Будучи восемнадцатилетним юношей, я подошёл к шумному дедушке Георгию и попросил помолиться обо мне.
— А я всегда о тебе молюсь. Трижды в день. Иногда даже чаще.
— Ой! Благодарю! А почему? Мы же с вами даже не знакомы.
— Знакомы, не знакомы… Я «Отче наш» перед едой читаю, в этой молитве и про тебя есть. Там же местоимения множественного числа. Даждь нам. Не введи нас. Избави нас. Поэтому эта молитва о тебе и обо всём человечестве.
— Низкий поклон вам.
— Что это за поклон на словах? Благодарен, так поклонись делом, а не словом. Не мне, конечно, а Господу за меня.

Вот Петруха. Горька его судьба. Детский дом. Психушка. Тюрьма. Двадцать лет странствований по  храмам и  монастырям. Ночёвки на улице. Побои. Он очень хороший и очень неуживчивый. Смеётся часто невпопад, с  собой разговаривает, философствует за столом, всех перебивая, считает себя дурачком, но при этом очень хочет принять монашество.
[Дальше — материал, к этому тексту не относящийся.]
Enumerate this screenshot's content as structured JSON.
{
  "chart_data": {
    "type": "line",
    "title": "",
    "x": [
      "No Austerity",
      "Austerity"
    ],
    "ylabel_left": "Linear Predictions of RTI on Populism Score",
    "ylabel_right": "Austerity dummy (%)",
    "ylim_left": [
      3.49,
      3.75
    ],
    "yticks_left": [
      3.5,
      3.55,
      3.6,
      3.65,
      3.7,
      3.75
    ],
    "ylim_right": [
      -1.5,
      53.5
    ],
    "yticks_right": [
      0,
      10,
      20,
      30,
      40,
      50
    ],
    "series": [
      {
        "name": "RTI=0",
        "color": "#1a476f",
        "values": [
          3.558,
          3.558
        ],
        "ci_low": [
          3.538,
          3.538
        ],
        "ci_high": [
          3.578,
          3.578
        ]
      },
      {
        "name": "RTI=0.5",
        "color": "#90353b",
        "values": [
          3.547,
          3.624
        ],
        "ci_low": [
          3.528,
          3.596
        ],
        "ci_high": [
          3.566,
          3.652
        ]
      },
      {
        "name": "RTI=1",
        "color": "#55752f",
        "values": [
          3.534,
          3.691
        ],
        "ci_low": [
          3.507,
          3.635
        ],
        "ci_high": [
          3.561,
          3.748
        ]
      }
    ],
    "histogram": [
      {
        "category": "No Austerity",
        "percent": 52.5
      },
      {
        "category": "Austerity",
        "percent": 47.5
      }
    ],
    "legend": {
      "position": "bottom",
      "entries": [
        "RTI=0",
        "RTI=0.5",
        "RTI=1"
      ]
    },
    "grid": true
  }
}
Петя — трудоголик, что редко встречается среди болящих. Обычно мы ленивые, прожорливые, апатичные, депрессивные. Петя очень качественно переделал в  нашем приходе всю мужскую работу. Даже сложную. Пересадил деревья и  кустарники, обновил до неузнаваемости баню, перекрыл крышу железом, раскидал все кучи, убрал весь мусор, починил колонку и велосипед, сделал обрезку винограда, дизайнерски перепланировал часть территории, покрасил полы, залил бетон у входа, ну помните, там, где лужа всегда была, перекидал 7 тонн угля. И в сварке, и в электричестве Петя силён, а вот жгучую неприязнь к женщинам в приходе преодолеть не смог и ушёл.

Я вот ничего не умею делать руками, кроме движений ложкой, натёршей мозоль, но не злой. Видимо, от трусости и тщеславия не злой, ведь злых бьют и не хвалят. А надо бы быть добрым ради Христа и от каждодневной борьбы с раздражением, своеволием, гордостью.

Все мы болящие. Всем нам нужен Врач — Христос Спаситель. Призываю тайно болящих молиться за явно болящих и никого не осуждать.